Even the new HondaJet Elite II, which the OEM announced that same week, boasted the updated G3000 would be equipped with autothrottles. To that end, the new model would have Garmin’s emergency system, Autoland, as a standard feature when it ships. 

It speaks to the bigger trend at play. When the Aircraft Electronics Association shared its six-month Avionics Market Report in August, it said owners and operators spent more than $615 million on retrofits, including flight deck upgrades and other electronics, antennas, and so forth. That represented more than 45 percent of all the avionic sales it recorded, compiled with data from more than 1,300 member companies.

That means aircraft owners and operators are finding new ways to stretch the lifetime of their aircraft by tapping into these avionics upgrades. That’s easier to do than airframe or powerplant upgrades, since those technologies progress much slower and suffer from more restrictions.

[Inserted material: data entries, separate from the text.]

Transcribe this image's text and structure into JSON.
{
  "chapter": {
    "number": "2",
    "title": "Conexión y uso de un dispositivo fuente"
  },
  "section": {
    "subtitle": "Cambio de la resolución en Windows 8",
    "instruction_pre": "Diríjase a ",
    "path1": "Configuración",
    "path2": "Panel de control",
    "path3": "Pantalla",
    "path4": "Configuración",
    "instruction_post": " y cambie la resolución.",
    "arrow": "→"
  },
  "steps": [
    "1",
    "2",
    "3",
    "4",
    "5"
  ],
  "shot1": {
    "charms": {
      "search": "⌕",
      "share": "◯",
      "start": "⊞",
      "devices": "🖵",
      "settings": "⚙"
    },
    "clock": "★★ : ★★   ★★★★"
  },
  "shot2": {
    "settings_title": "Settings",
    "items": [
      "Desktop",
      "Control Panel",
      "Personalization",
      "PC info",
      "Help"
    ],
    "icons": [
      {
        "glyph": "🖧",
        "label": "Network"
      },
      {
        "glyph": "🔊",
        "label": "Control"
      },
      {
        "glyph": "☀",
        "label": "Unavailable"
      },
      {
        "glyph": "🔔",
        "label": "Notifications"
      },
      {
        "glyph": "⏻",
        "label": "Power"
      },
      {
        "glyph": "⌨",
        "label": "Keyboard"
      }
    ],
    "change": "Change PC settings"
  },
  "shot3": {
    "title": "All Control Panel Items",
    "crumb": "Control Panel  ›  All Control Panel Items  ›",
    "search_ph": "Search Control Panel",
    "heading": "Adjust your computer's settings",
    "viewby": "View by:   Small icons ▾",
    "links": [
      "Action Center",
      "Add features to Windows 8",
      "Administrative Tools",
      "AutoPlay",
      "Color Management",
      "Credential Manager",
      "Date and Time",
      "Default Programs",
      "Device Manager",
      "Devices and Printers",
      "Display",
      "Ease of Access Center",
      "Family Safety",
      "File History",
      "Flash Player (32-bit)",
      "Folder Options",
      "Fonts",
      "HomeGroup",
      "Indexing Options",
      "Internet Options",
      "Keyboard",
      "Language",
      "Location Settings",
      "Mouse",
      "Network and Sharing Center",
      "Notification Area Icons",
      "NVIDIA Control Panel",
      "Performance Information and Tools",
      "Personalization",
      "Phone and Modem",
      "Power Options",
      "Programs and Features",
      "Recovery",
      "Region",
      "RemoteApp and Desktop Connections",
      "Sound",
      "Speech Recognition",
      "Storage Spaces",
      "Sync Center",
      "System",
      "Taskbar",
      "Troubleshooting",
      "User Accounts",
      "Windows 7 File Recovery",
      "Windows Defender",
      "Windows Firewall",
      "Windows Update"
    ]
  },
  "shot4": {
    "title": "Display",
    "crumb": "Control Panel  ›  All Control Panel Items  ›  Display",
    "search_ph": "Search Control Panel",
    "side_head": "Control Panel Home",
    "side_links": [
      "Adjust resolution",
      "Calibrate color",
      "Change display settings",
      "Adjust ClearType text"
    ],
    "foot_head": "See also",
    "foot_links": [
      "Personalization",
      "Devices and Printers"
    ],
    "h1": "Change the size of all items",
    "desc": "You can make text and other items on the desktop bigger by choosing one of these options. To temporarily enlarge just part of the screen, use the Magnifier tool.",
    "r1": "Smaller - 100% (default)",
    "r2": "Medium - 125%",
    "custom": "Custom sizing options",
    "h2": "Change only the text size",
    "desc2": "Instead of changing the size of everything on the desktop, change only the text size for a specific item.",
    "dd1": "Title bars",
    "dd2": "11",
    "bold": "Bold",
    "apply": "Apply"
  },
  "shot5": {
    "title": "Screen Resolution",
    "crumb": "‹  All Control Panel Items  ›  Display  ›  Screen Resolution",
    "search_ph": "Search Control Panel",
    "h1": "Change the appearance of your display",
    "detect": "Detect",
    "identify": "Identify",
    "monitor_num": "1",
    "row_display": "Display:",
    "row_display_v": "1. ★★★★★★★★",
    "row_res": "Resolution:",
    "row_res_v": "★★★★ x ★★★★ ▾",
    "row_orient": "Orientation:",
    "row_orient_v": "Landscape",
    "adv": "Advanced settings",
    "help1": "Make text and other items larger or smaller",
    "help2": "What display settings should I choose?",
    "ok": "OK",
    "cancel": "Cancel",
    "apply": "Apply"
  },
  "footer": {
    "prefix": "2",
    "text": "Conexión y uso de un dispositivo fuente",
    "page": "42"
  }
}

As Alpiser explained, “avionics upgrade technology has accelerated over the recent decades. In regards to the GI 275, it embodies that spirit because it packs many capabilities into a smaller space.”

Moreover, pilots now have an added layer of safety that comes from the reduced workload Alpiser says these upgrades offer. “Adding safety to the cockpit is a huge driver of upgrades and modernization. Adding safety-enhancing technology, like synthetic vision or additional data fields, can help make you a better pilot.”

Atlas, From Avidyne

Other legacy jet platforms are also being rejuvenated through avionic offerings from Avidyne. During NBAA-BACE, Avidyne shared that Learjet 55C owners and operators could now add Avidyne’s dual Atlas flight management system retrofit upgrade. The upgrade provides them with fully-coupled GPS approach capabilities, including LPV, LP, LNAV/VNAV, and LNAV-only, while not needing to make expensive EFIS86-L system replacements.

So, not only does it extend the useful life of these time-tested jets, but for operators, their world just got bigger.

The first of the Atlas series marked Avidyne’s entry into the transport category business jet market. [Courtesy: Avidyne]

“A lot of these airplanes are perfectly good airplanes,” Tom Harper, Avidyne’s marketing director ,tells FLYING. “With LPV, you’re opening up so many more runways, since that’ll allow you to get into airports that don’t have an ILS. Or, in some cases, they only have an ILS on one runway, and the winds aren’t favorable. So, the upgrade just gives you more options to complete the mission.”

In terms of use, each Atlas flight management system boasts a QWERTY-style keyboard with touchscreen capabilities so pilots can flight plan and view maps to their liking. They are also equipped with integrated wireless connectivity that links them to iPads to complement third-party flight planning apps.

Regarding the layout, Harper said the Learjet upgrade requires reconfiguring the center pedestal to make a more pilot-friendly interface by bringing EFIS mode select controls and FMS units forward.

Harper added that the upgrade to the Lear 55C is just an indication of things to come. Avidyne will look to breathe new life into other “old birds,” including others in the Learjet family, Dassault Falcons, Cessna Citations, Beechcraft King Airs, the IAI Westwind, and the Piaggio P.180 Avanti.